13) COMPLIANCE WITH LAWS – Vendor warrants that in performance of a Purchase Order it has complied or will comply with all applicable federal, state and local laws, rules and regulations, including without limitation the Walsh-Healy Public Contracts Act (41 U.S.C. §§35-45) (if a Purchase Order is for an amount exceeding $10,000 and is otherwise subject to the Walsh-Healey Public Contracts Act); Section 202, Executive Order 11246, as amended by Executive Order 11375, 41 C.F.R. Part 60-1; Section 503 of the Rehabilitation Act of 1973, 20 C.F.R. §§41.3, 741.4; and the Vietnam Era Veterans Readjustment Assistance Act of 1974, 41 C.F.R. Part 50-250. In accordance with Executive Order 12549 (Debarment and Suspension), by entering into the Agreement, Vendor certifies, that neither it nor its principals is presently debarred, suspended, proposed for debarment, declared ineligible, or voluntarily excluded from participation in this transaction by any Federal department or agency. Where Vendor is unable to certify to any of the statements in this certification, it shall provide a written explanation to Purchaser. If Vendor provides export controlled products, technology and/or software (“Products”) to Purchaser, Vendor will provide Purchaser with a list of ECCNs (Export Control Classification Numbers) for such Products, as well as updates to such list when new Products are added. Vendor certifies (and will certify with respect to any updates) that it has (i) conducted proper classification analysis under the EAR or (ii) obtained Official Commodity Classifications (CCATS) from BIS. Additionally, if any Product is on the U.S.M.L., Vendor will provide Purchaser with the classification and will certify that it conducted proper ITAR analysis or obtained Jurisdiction Classifications Rulings from DDTC.
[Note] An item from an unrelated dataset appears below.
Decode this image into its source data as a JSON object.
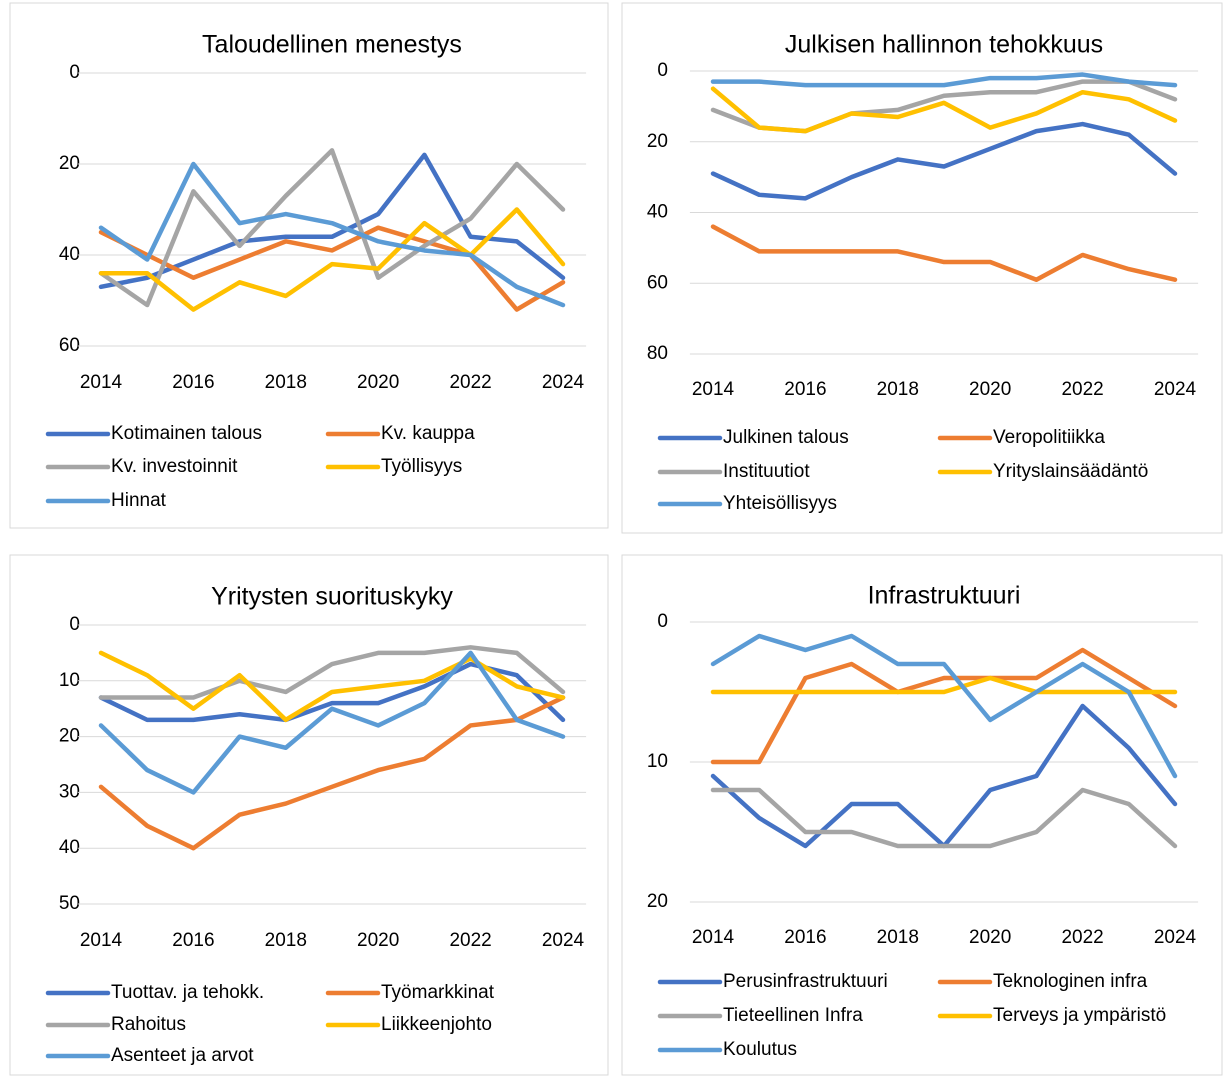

14) FIRE TESTING – Whenever required, all material used in the fabrication or installation of the goods supplied under a Purchase Order shall have been tested and approved by the Boston Fire Department. Such material must meet the standards set forth in the “Regulations Controlling Decorations, Furnishings, and Interior Finish,” as most recently revised. Vendor will submit a copy of the Certificate of Compliance with such regulations, issued by the Boston Fire Department, to the buyer responsible for the relevant Purchase Order (at the purchasing department listed on the face of the Purchase Order) prior to delivery or no later than ten (10) days after the receipt of the certificate from the Boston Fire Department, whichever date is earlier.
15) PUBLICITY – Vendor shall not use or register the name “Boston University” (alone or as part of another name) or any logos, seals, insignia or other words, names, symbols or devices that identify Purchaser or any Purchaser school, unit, division or affiliate (“BU Names”) for any purpose except with the prior written approval of, and in accordance with restrictions required by, Purchaser. Without limiting the foregoing, Vendor shall cease all use of BU Names on the termination or expiration of this Agreement except as otherwise approved by Purchaser.
16) MISCELLANEOUS – This Agreement, and all rights and obligations of the parties, whether arising under this Agreement or otherwise, shall be governed by and construed in accordance with the laws of the Commonwealth of Massachusetts, without giving effect to its principles of conflict of laws. The sole and exclusive jurisdiction for resolution of any disputes between the parties shall be in the state and federal courts located in Boston, MA, and each of the parties hereby submits to the jurisdiction of such courts.